Brexit: AMs reject Plaid Cymru bid to oppose Article 50
- Published
AMs have rejected a Plaid Cymru attempt to oppose the triggering of Article 50.
In a Senedd debate on Tuesday the party called for the assembly to oppose the start of the Brexit process unless assurances are given over Wales' participation in the single market.
But Labour, UKIP and the Tories rejected the move, which was only advisory and would not have affected the process.
In the vote 46 AMs were against the proposal and 10 were for.
A Conservative effort backing the white paper from the UK government on Brexit got more supporters but also failed - by 17 votes to 38.
Instead a majority of AMs - 38 for and 18 against - backed a Plaid-Labour motion that noted the UK government intended to trigger Article 50 but did not oppose it happening.

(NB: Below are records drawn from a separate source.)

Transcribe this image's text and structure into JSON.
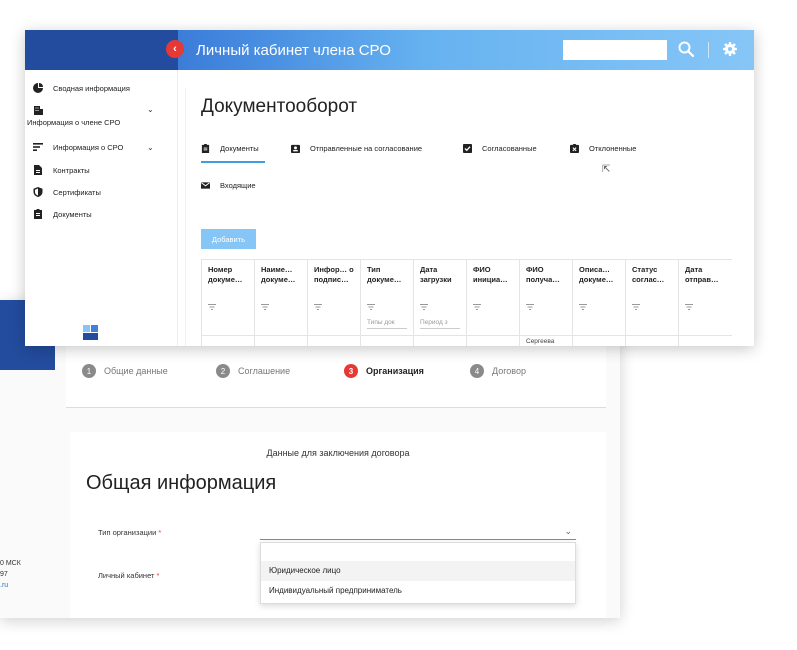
{
  "app": {
    "title": "Личный кабинет члена СРО",
    "search_placeholder": "",
    "accent_color": "#3f9fd8",
    "brand_color": "#234c9e",
    "danger_color": "#e53935"
  },
  "sidebar": {
    "items": [
      {
        "label": "Сводная информация",
        "icon": "chart-pie-icon",
        "expandable": false
      },
      {
        "label": "Информация о члене СРО",
        "icon": "building-icon",
        "expandable": true
      },
      {
        "label": "Информация о СРО",
        "icon": "list-icon",
        "expandable": true
      },
      {
        "label": "Контракты",
        "icon": "file-icon",
        "expandable": false
      },
      {
        "label": "Сертификаты",
        "icon": "shield-icon",
        "expandable": false
      },
      {
        "label": "Документы",
        "icon": "clipboard-icon",
        "expandable": false
      }
    ]
  },
  "main": {
    "title": "Документооборот",
    "tabs": [
      {
        "label": "Документы",
        "icon": "clipboard-icon",
        "active": true
      },
      {
        "label": "Отправленные на согласование",
        "icon": "contact-icon",
        "active": false
      },
      {
        "label": "Согласованные",
        "icon": "checkbox-icon",
        "active": false
      },
      {
        "label": "Отклоненные",
        "icon": "cancel-box-icon",
        "active": false
      },
      {
        "label": "Входящие",
        "icon": "mail-icon",
        "active": false
      }
    ],
    "add_button": "Добавить",
    "table": {
      "columns": [
        {
          "label": "Номер докуме…",
          "filter_placeholder": ""
        },
        {
          "label": "Наиме… докуме…",
          "filter_placeholder": ""
        },
        {
          "label": "Инфор… о подпис…",
          "filter_placeholder": ""
        },
        {
          "label": "Тип докуме…",
          "filter_placeholder": "Типы док"
        },
        {
          "label": "Дата загрузки",
          "filter_placeholder": "Период з"
        },
        {
          "label": "ФИО инициа…",
          "filter_placeholder": ""
        },
        {
          "label": "ФИО получа…",
          "filter_placeholder": ""
        },
        {
          "label": "Описа… докуме…",
          "filter_placeholder": ""
        },
        {
          "label": "Статус соглас…",
          "filter_placeholder": ""
        },
        {
          "label": "Дата отправ…",
          "filter_placeholder": ""
        }
      ],
      "first_row": [
        "",
        "",
        "",
        "",
        "",
        "",
        "Сергеева",
        "",
        "",
        ""
      ]
    }
  },
  "wizard": {
    "steps": [
      {
        "num": "1",
        "label": "Общие данные",
        "active": false
      },
      {
        "num": "2",
        "label": "Соглашение",
        "active": false
      },
      {
        "num": "3",
        "label": "Организация",
        "active": true
      },
      {
        "num": "4",
        "label": "Договор",
        "active": false
      }
    ],
    "form_header": "Данные для заключения договора",
    "section_title": "Общая информация",
    "org_type_label": "Тип организации",
    "cabinet_label": "Личный кабинет",
    "required_mark": "*",
    "org_type_value": "",
    "options": [
      "Юридическое лицо",
      "Индивидуальный предприниматель"
    ],
    "left_info": [
      "0 МСК",
      "97",
      ".ru"
    ]
  }
}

The motion demanded consultation on the Brexit negotiations and any final deal.
Despite Labour's opposition to the Plaid move, education secretary and Liberal Democrat AM Kirsty Williams voted to oppose the triggering of Article 50.
The vote followed a debate on a joint Labour-Plaid Cymru Brexit white paper that called for continued participation in the single market.
Last week, Plaid Cymru MPs joined SNP and 47 Labour MPs in voting against giving UK government ministers powers to start the process in the Commons.
Leanne Wood, Plaid Cymru leader, told the debate that her party "has refused to give the UK government a blank cheque to trigger article 50".
She said UK ministers had "failed to set out a detailed plan" and that the white paper they had published "was a document full of contradictions and we still don't know what Brexit means".
'Result has to be respected'
Seven Welsh Labour MPs were among those rebelling in the House of Commons against Jeremy Corbyn's whip on the Article 50 bill last week, but no similar act took place in the Senedd.
Carwyn Jones, first minister, told the debate: "We cannot and should not try to block those negotiations beginning.
"That after all is what the referendum was about and the result has to be respected."
UKIP group leader Neil Hamilton said Brexit was an "opportunity for us, not a threat".
"It's ours to make the best of or the worst of. If we go into the negotiations and we go into the future with the spirit of pessimism... then of course we will not get the best out of it."
Andrew RT Davies, Welsh Conservative leader, said: "There was a key decision made here in Wales and the rest of the UK that needs to be respected.
"We as politicians need to enact what the people sent us here to achieve."
After the vote a spokesman for Kirsty Williams said she "fully supports the Welsh Government's Brexit white paper that would ensure the best possible deal for Wales."
But she added that her party strongly believes "that the UK government must commit to securing Britain's membership of the single market ahead of triggering Article 50".
'Respect'
Before the debate UKIP called the Plaid amendment "disgraceful". A spokesman for the group called on the party to "to respect the wishes of the Welsh people".
Wales voted to leave the EU in the UK-wide referendum last June.
In response to the criticism Plaid's Steffan Lewis said that it was "disrespectful to say that the national parliament of our country shouldn't express a view on the major issue of the day".
The Supreme Court ruled in January that the Welsh Assembly had no legal right to be consulted on the triggering of Article 50 of the Lisbon Treaty, which would start the process for the UK to leave the EU.
Meanwhile a Plaid Cymru bid to force the UK government to report to the assembly on how Brexit would result in lost EU funding for Wales failed in the House of Commons on Monday night.
Carmarthen East and Dinefwr MP Jonathan Edwards tried to amend the bill to trigger Article 50, saying it was "the biggest job-killing act in Welsh economic history".
"It may be short but it's loaded, loaded with a Brexit that pays no regard to the promises made during the Vote Leave campaign," he told MPs, referring to a pledge to replace lost EU grants with UK government cash.